25 de janeiro de 2012

E logo tudo fica bem

Deixa pra depois
O que já não precisa esperar
E tudo que não deu pra consertar
Por culpa do depois
Não tem jeito não
A gente sempre espera piorar
a gente sempre deixa de cuidar
do que já tem na mão
Mas é sem querer
Sem querer
Então, taí
nosso refrão
Taí
Deixa pra depois
O que já não precisa mais deixar
Mudando as mesmas coisas de lugar
A certa coisa certa a se fazer
E diz que só queria descansar
De quem a gente mesmo escolheu ser
sem querer
É sempre sem querer
Então, taí
nosso refrão
Taí
(Cicero)

Vinte e cinco folhas escritas, cinco dias de lágrimas ininterruptas, quinze maços de cigarro, dez músicas que deixam de tocar, um analista.
E logo tudo fica bem.

22 de janeiro de 2012

Olha só

Ela acordou antes, olhou a fresta da janela que lhe parecia a única entrada de ar e se perguntou se a idade lhe fizera deixar de sentir tanto sono pela manhã. Buscou um papel, uma caneta e uma explicação. O lençol amassado cobria parte da âncora que ele traz na pele, que em meio a um único fio de sol, brilhara. Ela respirara pouco nos últimos dias, com certo medo de que o ar acabasse. Uma precaução vestida de medo, uma dúvida do que passa pela cabeça dele. Ninguém sabe, pois dormindo fica manso, feito uma criança sem preocupações. Parece que ele nunca teve medo de respirar. Parece que o ar dali foi feito para ele e eles teriam que aprender a dividi-lo. No silêncio da manhã foi escrito no papelzinho: E agora? Tudo permaneceu em silêncio. E ela voltou a dormir.

20 de janeiro de 2012

Um jornalista pra se confiar

(Para lembrar da nossa formatura... Quando a gente já se achava muito adulta...)

Um dia ela sentou no pátio da escola, me olhou e disse: ''Tô afim de fazer Jornalismo''. Eu achei muito bonito poque imaginei ela em uma casa cheia de livros e cinzeiros, de óculos e meio esquerdista.
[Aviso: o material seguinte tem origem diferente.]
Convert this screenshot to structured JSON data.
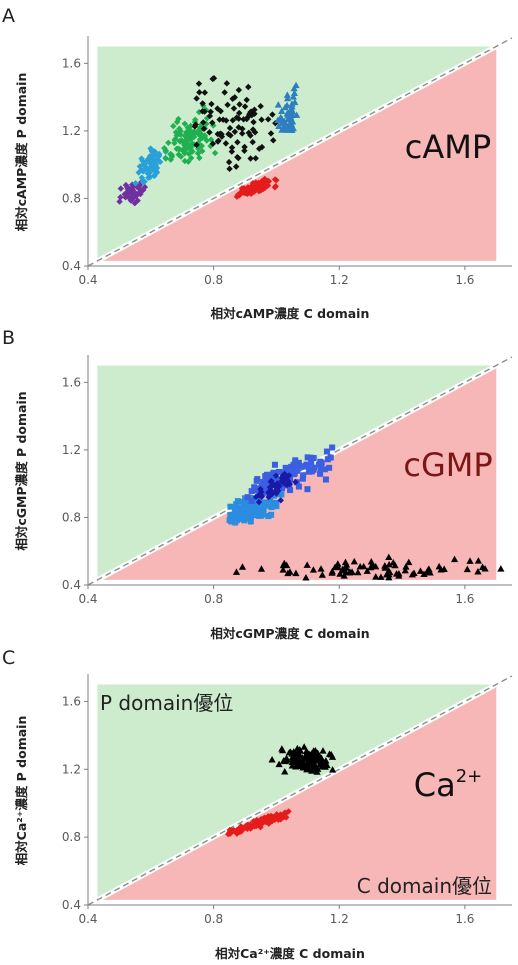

No momento após a frase eu idealizei a vida dela: trabalharia em um jornal, casaria com um cara barbudo e intelectual, teria filhos inteligentes que seriam melhores amigos dos meus. Tava tudo feito. Combinaria com o jeito torto dela, canhoto e complicado. Admirei tanto aquela vontade que me senti pequena por ter tantas certezas e não ter certeza de nada.
Hoje ela se torna jornalista, e como diz: ''diplomada''. Eu não vou conseguir chegar em tempo de ver ela apontar o diploma em nossa direção ao som de um tango (aposto que foi pra emocionar) falando ''Vocês são foda!''. Mas se existe alguém orgulhoso no dia de hoje, esse alguém sou eu.
O Jornalismo hoje fica mais sincero, mais bonito, mais charmoso, mais enfumaçado, e claro, muito... mas, muito mais engraçado.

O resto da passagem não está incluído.